Jonathan Anderson, l’ascension d’un créateur discret 

Juin 6, 2025 | Brands, Fashion

C’est officiel : Jonathan Anderson prend les rênes de la maison Dior. Une double nomination historique qui fait déjà grand bruit dans l’industrie. À la tête de Loewe depuis plus d’une décennie et fondateur de la marque JW Anderson, le créateur nord-irlandais s’est imposé comme l’une des figures les plus influentes de la mode contemporaine. Entre artisanat pointu, culture pop et jeux de formes audacieux, retour sur le parcours fulgurant de ce designer qui façonne les tendances avant même qu’elles n’émergent.

11 années chez Loewe 

Depuis son arrivée à la direction artistique de Loewe en 2013, Jonathan Anderson a totalement transformé l’image de la maison espagnole. Longtemps discrète dans l’écosystème LVMH, Loewe est devenue, sous son impulsion, un incontournable de la Fashion Week parisienne — autant saluée par la critique que par les acheteurs.

Son style ? Un mélange déroutant d’humour visuel, de haute technicité et de références culturelles affûtées. Il n’hésite pas à proposer des robes sculpturales en forme de fleurs tropicales, des accessoires décalés (souliers façon Minnie, sacs Puzzle ou Flamenco), ou des pièces aux illusions d’optique saisissantes. Mais derrière ces créations fantasques, une exigence artisanale intransigeante : Jonathan Anderson travaille main dans la main avec les ateliers espagnols, qu’il a remis au centre du projet créatif.

Résultat : Loewe conjugue désormais succès commercial (la marque est l’un des piliers rentables du groupe LVMH) et aura de maison d’auteur, où désirabilité et innovation ne s’opposent jamais.

Un tour de force d’autant plus remarquable qu’Anderson n’avait que 29 ans lorsqu’il a été nommé à la tête de Loewe. Il avait déjà lancé sa propre griffe JW Anderson à l’âge de 24 ans, attirant très vite l’attention du groupe LVMH, qui investit dans la jeune marque. Depuis, il mène avec virtuosité ces deux univers complémentaires, enchaînant aussi les collaborations à succès — notamment avec Uniqlo — qui lui permettent de toucher aussi bien les initiés que le grand public.

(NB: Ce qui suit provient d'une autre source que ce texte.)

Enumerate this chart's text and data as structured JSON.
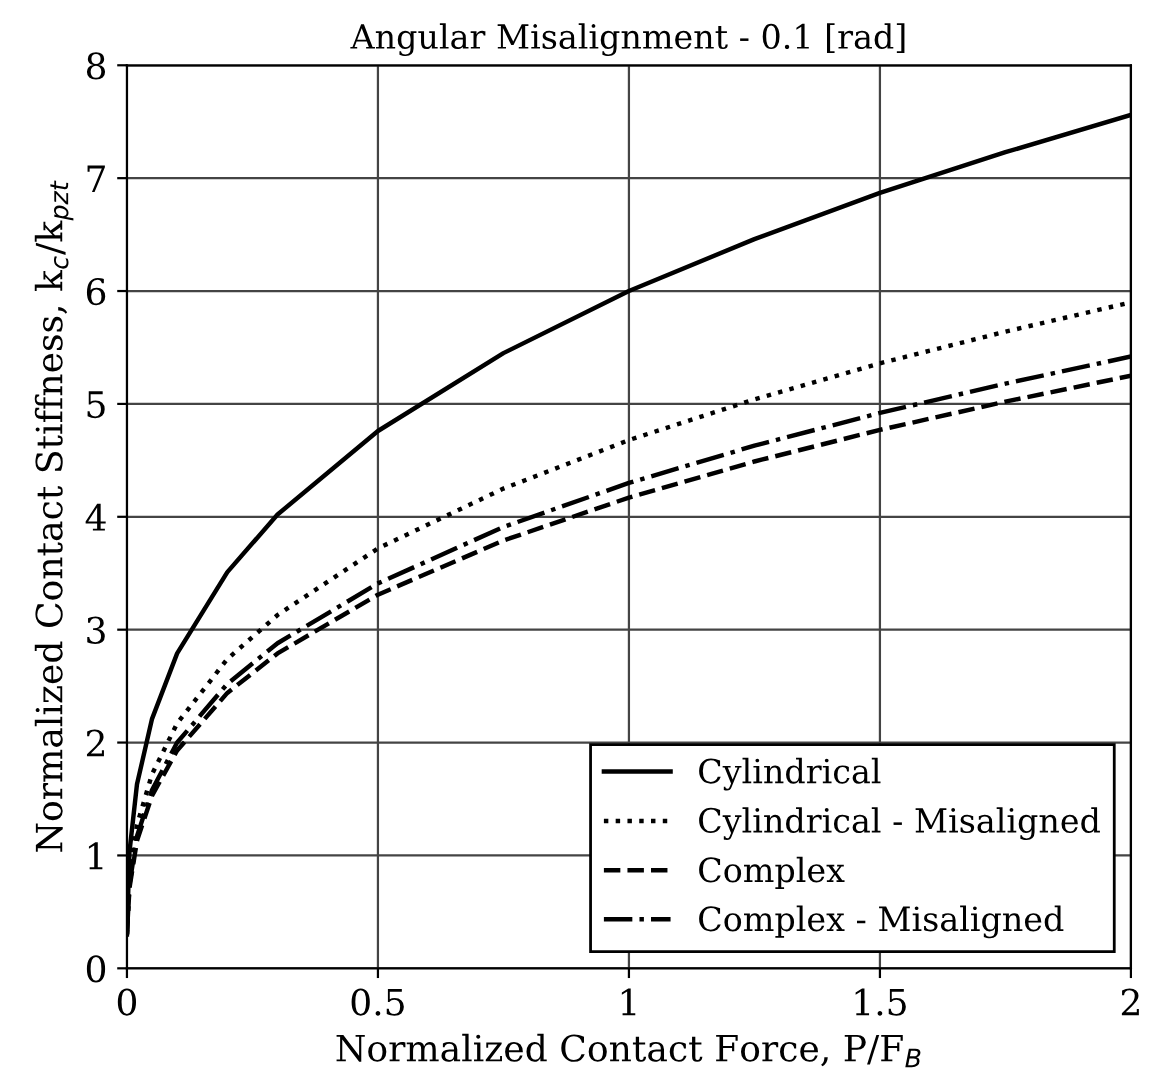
{
  "chart_data": {
    "type": "line",
    "title": "Angular Misalignment - 0.1 [rad]",
    "xlabel": "Normalized Contact Force, P/F$_{B}$",
    "ylabel": "Normalized Contact Stiffness, k$_{c}$/k$_{pzt}$",
    "x": [
      0,
      0.005,
      0.02,
      0.05,
      0.1,
      0.2,
      0.3,
      0.5,
      0.75,
      1,
      1.25,
      1.5,
      1.75,
      2
    ],
    "series": [
      {
        "name": "Cylindrical",
        "color": "#000000",
        "line_style": "solid",
        "values": [
          0.3,
          1.03,
          1.63,
          2.21,
          2.79,
          3.51,
          4.02,
          4.76,
          5.45,
          6.0,
          6.46,
          6.87,
          7.23,
          7.56
        ]
      },
      {
        "name": "Cylindrical - Misaligned",
        "color": "#000000",
        "line_style": "dotted",
        "values": [
          0.3,
          0.8,
          1.27,
          1.72,
          2.17,
          2.74,
          3.13,
          3.72,
          4.25,
          4.68,
          5.04,
          5.36,
          5.64,
          5.9
        ]
      },
      {
        "name": "Complex",
        "color": "#000000",
        "line_style": "dashed",
        "values": [
          0.3,
          0.71,
          1.13,
          1.53,
          1.93,
          2.44,
          2.79,
          3.31,
          3.79,
          4.17,
          4.49,
          4.77,
          5.02,
          5.25
        ]
      },
      {
        "name": "Complex - Misaligned",
        "color": "#000000",
        "line_style": "dashdot",
        "values": [
          0.3,
          0.74,
          1.17,
          1.58,
          2.0,
          2.52,
          2.88,
          3.41,
          3.91,
          4.3,
          4.63,
          4.92,
          5.18,
          5.42
        ]
      }
    ],
    "xlim": [
      0,
      2
    ],
    "ylim": [
      0,
      8
    ],
    "xticks": [
      0,
      0.5,
      1,
      1.5,
      2
    ],
    "yticks": [
      0,
      1,
      2,
      3,
      4,
      5,
      6,
      7,
      8
    ],
    "grid": true,
    "legend": "bottom right",
    "marker": "none"
  }
}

Son influence déborde même du cadre de la mode : c’est lui qui a signé les costumes de Daniel Craig dans Queer, ceux de Zendaya dans Challengers, ou encore la tenue flamboyante de Rihanna lors du concert du Super Bowl 2023. Une démonstration de sa capacité à allier couture et culture pop avec brio.

Un nouveau chapitre chez Dior 

En mai 2025, Jonathan Anderson franchit une nouvelle étape majeure dans sa carrière : il est nommé directeur artistique de Dior, avec une particularité rare — il supervisera à la fois la ligne homme et la ligne femme. Une configuration inédite depuis Christian Dior lui-même.

Ce choix stratégique du groupe LVMH sonne comme un tournant. Anderson succède à Kim Jones pour l’homme et à Maria Grazia Chiuri pour la femme — cette dernière ayant été la première femme à occuper ce poste. Son passage chez Dior aura marqué les esprits par des collections à la fois commerciales et militantes, teintées de messages féministes. Sa sortie s’inscrit aussi dans une dynamique actuelle : plusieurs grandes maisons opèrent des transitions vers une nouvelle génération de créateurs quadragénaires, comme Mathieu Blazy (attendu chez Chanel) ou Demna, qui a récemment quitté Balenciaga pour Gucci.

Le premier défilé Dior Homme signé Anderson est prévu pour le 27 juin 2025 à Paris. Un moment déjà considéré comme l’un des plus attendus de l’année dans les sphères mode européennes.

L’héritage d’un designer à part 

Ce qui fait la force de Jonathan Anderson, c’est sa capacité à faire dialoguer l’univers de la mode avec des disciplines aussi variées que l’art contemporain, la littérature ou le design. Chez Loewe, ses collections témoignent d’un esprit érudit et joueur. Ses sacs en forme de bottes d’asperges ou ses pulls à imprimés domestiques dépassent le simple clin d’œil : ils posent une vraie réflexion sur l’objet, la banalité, et la beauté du quotidien.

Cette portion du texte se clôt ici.